Un film de Steven Spielberg, avec Emily Blunt, Josh O’Connor, Colin Firth, Eve Hewson, Colman Domingo
2h25 / Sortie nationale le 10 juin 2026

L’AVIS DE LEO
Poursuivi par la mystérieuse agence Wardex après avoir volé des données sensibles, Daniel Kellner semble déterminé à divulguer au monde entier les informations en sa possession, qu’il juge révolutionnaires, et qui méritent d’être révélées à toute l’humanité. Au même moment, et à des kilomètres de là, la journaliste Margareth Fairchild est en proie à de mystérieux pouvoirs après être rentrée en contact avec une entité surnaturelle. Alors prise de visions, un nom lui revient sans cesse, celui de Daniel Kellner…

Le dernier Spielberg ne faillit pas à ses attentes, avec les qualités récurrentes de ses précédentes œuvres : des personnages complexes, une mise en scène spectaculaire, un humour bien dosé et une bande-son signée John Williams mise au service du film. Il est assez intéressant de constater que Disclosure Day n’est pas tant un film à intrigue comme on l’imagine, qu’un thriller à portée sociale.
En effet, au fil du métrage, le suspens laisse peu à peu place à l’action, et la révélation des secrets mis en place ne débouche pas sur une explosion scénaristique, mais plus sur un questionnement des différents personnages, et donc du spectateur. Auriez-vous été d’accord, quel aurait été votre choix, vos réactions ? La présence récurrente de Deus Ex Machina (lorsqu’un événement inattendu vient, de manière commode, dénouer une situation désespérée), irait plutôt dans ce sens, à savoir lisser l’histoire et se concentrer sur l’essentiel : la vérité doit-elle éclater au grand jour ?

En bref, plus qu’un scénario savant, Spielberg et ses équipes apportent plutôt une vision, des questions volontairement sans réponse, le tout nimbé dans une toile de mystère et de paranormal. « Disclosure Day » serait de ce fait un film sûrement plus clivant que la moyenne pour le réalisateur, ce qui lui vaudrait peut être encore plus le coup d’œil.

L’AVIS DE ©REALPOTMAN
La sortie d’un Spielberg est toujours un véritable avènement. Steven Spielberg revient à l’un de ses sujets de prédilection: les extra-terrestres, ou pour reprendre ses propres termes, « les grandes énigmes du cosmos ». Tout jeunot, il se posait déjà la question : « sur l’une de ces innombrables planètes en orbite dans l’un de ces innombrables systèmes solaires, une forme de civilisation suffisamment développée pour voyager jusqu’à nous ? »
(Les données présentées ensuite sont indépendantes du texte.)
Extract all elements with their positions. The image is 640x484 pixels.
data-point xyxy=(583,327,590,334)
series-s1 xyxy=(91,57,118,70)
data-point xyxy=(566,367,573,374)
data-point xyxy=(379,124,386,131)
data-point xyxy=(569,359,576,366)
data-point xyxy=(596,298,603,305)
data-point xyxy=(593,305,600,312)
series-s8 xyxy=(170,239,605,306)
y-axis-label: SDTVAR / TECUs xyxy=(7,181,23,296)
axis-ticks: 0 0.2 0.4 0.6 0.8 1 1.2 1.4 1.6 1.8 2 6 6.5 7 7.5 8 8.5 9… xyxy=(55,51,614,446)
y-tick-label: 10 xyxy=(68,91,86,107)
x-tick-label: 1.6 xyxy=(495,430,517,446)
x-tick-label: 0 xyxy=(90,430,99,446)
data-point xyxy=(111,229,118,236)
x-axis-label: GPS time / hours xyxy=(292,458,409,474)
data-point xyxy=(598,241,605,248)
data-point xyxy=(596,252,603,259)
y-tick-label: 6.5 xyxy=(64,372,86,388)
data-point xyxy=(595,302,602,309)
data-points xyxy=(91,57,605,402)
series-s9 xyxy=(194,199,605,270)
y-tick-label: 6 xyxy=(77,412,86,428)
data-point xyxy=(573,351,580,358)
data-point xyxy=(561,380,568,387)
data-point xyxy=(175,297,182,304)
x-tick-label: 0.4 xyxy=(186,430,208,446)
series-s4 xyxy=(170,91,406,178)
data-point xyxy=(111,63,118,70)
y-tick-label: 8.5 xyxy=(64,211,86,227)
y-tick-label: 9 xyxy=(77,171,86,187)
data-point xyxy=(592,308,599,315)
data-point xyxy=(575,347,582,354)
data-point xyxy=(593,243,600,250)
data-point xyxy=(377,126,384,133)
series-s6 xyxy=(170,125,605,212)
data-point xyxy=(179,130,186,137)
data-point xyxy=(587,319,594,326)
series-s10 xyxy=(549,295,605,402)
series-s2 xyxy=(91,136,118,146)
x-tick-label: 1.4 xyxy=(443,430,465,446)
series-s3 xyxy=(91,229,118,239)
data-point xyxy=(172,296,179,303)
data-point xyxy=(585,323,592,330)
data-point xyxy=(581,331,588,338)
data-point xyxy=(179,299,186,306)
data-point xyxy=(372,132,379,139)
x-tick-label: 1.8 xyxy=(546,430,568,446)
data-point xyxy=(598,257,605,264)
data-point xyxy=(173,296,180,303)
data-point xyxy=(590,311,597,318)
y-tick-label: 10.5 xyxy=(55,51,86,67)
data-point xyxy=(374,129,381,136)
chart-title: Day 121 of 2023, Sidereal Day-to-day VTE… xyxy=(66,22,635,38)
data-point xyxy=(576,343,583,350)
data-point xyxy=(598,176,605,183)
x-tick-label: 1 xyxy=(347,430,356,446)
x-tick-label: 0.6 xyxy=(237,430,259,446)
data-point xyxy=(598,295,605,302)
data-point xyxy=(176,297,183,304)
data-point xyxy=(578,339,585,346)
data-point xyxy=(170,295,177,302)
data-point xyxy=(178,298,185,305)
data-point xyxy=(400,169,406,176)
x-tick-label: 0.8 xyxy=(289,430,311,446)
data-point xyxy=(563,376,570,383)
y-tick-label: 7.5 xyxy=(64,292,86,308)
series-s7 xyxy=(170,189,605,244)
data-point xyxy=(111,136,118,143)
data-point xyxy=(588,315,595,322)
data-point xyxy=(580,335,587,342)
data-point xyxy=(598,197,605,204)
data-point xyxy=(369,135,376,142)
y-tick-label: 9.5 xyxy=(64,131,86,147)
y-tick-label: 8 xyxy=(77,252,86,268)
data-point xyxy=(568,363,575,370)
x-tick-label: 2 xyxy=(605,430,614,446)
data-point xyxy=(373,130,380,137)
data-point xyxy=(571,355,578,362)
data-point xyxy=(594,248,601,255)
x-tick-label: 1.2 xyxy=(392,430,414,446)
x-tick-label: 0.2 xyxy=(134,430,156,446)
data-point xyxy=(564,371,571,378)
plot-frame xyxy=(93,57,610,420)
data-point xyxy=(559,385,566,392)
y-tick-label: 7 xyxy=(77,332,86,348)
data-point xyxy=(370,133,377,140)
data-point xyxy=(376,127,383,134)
Aujourd’hui, il n’attend plus que cela se produise, il passe à l’acte et nous propose cette fiction très réaliste de l’arrivée sur notre continent d’extra-terrestres. Mais il ne s’arrête pas là et pose le problème de notre approche quasi-métaphysique si cela arrivait, le tout dans un thriller que l’auteur lui-même nous a concocté. Deux heures et demi de plaisir, de pur cinéma. Inutile de vous dire que j’ai adoré.

L’AVIS DE CHRISTELE
Savoir que nous ne sommes pas seuls dans l’univers, tout le monde s’est déjà plus ou moins posé la question. Mais l’autre ? L’autre question qui consisterait à demander si cela pouvait se prouver, faudrait-il le révéler au monde entier avec les conséquences, bonnes et mauvaises, que cela pourraient entraîner ? Steven Spielberg a eu ce questionnement dès l’enfance (souvenons-nous de ses premières vidéos). Il nous a régalés de sa « Rencontre du 3e type », « E.T. » et aujourd’hui « Disclosure day ».

Autant le dire d’emblée, même si le film n’est pas notre préféré de sa longue lignée de réalisations, il est indéniablement réussi. Tout est là. Le talent des acteurs avec une Emily Blunt incroyable (« Le diable s’habille en Prada », « Sans un bruit »…), un Josh O’Connor remarquable («Le son des souvenirs », « Rebuilding »…) et un Colin Firth impeccable (« Love actually », « Bridget Jones »…) dans un rôle où on l’attend moins.

Steven Spielberg signe ici un très bon film, aux accents de réflexion collective où chacun pourra puiser sa source d’inspiration. Même si certaines scènes, on ne vous en dira pas plus, peuvent manquer un tant soit peu d’explications (car oui on veut savoir !), on oublie vite ces non-dits hésitants et volontaires pour ne voir que la patte géniale d’un Spielberg très inspiré.